Geometry and Geometric Analysis Working Group

The Kirchhoff-Plateau problem

Speaker: Luca Lussardi, Politecnico di Torino

Location: Warren Weaver Hall 1314

Date: Monday, April 1, 2019, 11:30 a.m.

Synopsis:

The Kirchhoff–Plateau problem concerns the equilibrium shapes of a system in which a flexible filament in the form of a closed loop is spanned by a liquid film, with the filament being modeled as a Kirchhoff rod and the action of the spanning surface being solely due to surface tension. We establish the existence of an equilibrium shape that minimizes the total energy of the system under the physical constraint of non-interpenetration of matter, but allowing for points on the surface of the bounding loop to come into contact.

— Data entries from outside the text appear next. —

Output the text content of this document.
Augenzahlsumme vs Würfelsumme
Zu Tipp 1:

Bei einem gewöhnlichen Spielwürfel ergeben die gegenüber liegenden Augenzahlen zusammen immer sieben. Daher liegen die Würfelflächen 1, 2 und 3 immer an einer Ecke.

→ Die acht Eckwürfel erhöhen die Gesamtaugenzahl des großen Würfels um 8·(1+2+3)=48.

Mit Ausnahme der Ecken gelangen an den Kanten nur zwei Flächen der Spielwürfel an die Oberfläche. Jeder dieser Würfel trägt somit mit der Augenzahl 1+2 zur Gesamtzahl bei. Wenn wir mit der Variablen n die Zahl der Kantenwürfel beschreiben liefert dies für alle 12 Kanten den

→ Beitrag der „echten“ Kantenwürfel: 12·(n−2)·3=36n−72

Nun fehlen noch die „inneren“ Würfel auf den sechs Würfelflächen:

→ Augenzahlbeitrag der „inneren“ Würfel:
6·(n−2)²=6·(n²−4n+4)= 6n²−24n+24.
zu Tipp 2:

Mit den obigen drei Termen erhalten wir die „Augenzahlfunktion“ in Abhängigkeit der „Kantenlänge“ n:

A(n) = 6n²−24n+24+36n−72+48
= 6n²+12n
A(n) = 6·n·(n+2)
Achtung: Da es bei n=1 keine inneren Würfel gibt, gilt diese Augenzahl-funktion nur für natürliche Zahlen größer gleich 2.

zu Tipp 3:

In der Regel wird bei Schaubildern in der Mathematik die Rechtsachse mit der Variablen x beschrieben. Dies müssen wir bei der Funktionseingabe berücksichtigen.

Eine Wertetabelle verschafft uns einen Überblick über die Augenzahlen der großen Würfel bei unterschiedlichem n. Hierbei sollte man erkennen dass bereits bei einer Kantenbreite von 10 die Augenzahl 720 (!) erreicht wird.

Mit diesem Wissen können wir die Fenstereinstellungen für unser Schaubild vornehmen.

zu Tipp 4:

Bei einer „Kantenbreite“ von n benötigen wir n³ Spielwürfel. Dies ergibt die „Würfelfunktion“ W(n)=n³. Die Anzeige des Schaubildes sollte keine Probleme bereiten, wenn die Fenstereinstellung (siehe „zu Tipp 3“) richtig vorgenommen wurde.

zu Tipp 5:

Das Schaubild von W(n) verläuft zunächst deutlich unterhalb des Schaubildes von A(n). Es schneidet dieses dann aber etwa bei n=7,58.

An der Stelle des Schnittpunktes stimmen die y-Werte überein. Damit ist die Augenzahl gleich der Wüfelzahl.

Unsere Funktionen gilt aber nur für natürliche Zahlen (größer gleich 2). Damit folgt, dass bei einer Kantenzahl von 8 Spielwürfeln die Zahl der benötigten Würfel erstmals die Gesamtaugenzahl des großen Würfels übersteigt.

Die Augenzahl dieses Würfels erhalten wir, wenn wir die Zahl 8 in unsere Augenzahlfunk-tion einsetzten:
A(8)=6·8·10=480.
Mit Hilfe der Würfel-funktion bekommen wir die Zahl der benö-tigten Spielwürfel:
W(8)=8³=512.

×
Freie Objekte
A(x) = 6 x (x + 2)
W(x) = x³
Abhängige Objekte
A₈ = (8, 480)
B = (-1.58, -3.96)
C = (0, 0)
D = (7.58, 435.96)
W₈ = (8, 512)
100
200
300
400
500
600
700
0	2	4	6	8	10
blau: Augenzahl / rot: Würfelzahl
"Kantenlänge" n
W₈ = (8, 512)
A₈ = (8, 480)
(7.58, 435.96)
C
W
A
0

In our treatment, the bounding loop retains a finite cross-sectional thickness and a nonvanishing volume, while the liquid film is represented by a set with finite two-dimensional Hausdorff measure. Moreover, the region where the liquid film touches the surface of the bounding loop is not prescribed a priori. Our mathematical results substantiate the physical relevance of the chosen model. Indeed, no matter how strong is the competition between surface tension and the elastic response of the filament, the system is always able to adjust to achieve a configuration that complies with the physical constraints encountered in experiments. This result has been published in collaboration with Eliot Fried and Giulio Giusteri (J. Nonlinear Sci., 2017). We are also able to generalize the situation to a system consisting by several rods linked in an arbitrary way and tied by a soap film: this is a joint work with Giulia Bevilacqua and Alfredo Marzocchi (Quarterly Appl. Math., to appear).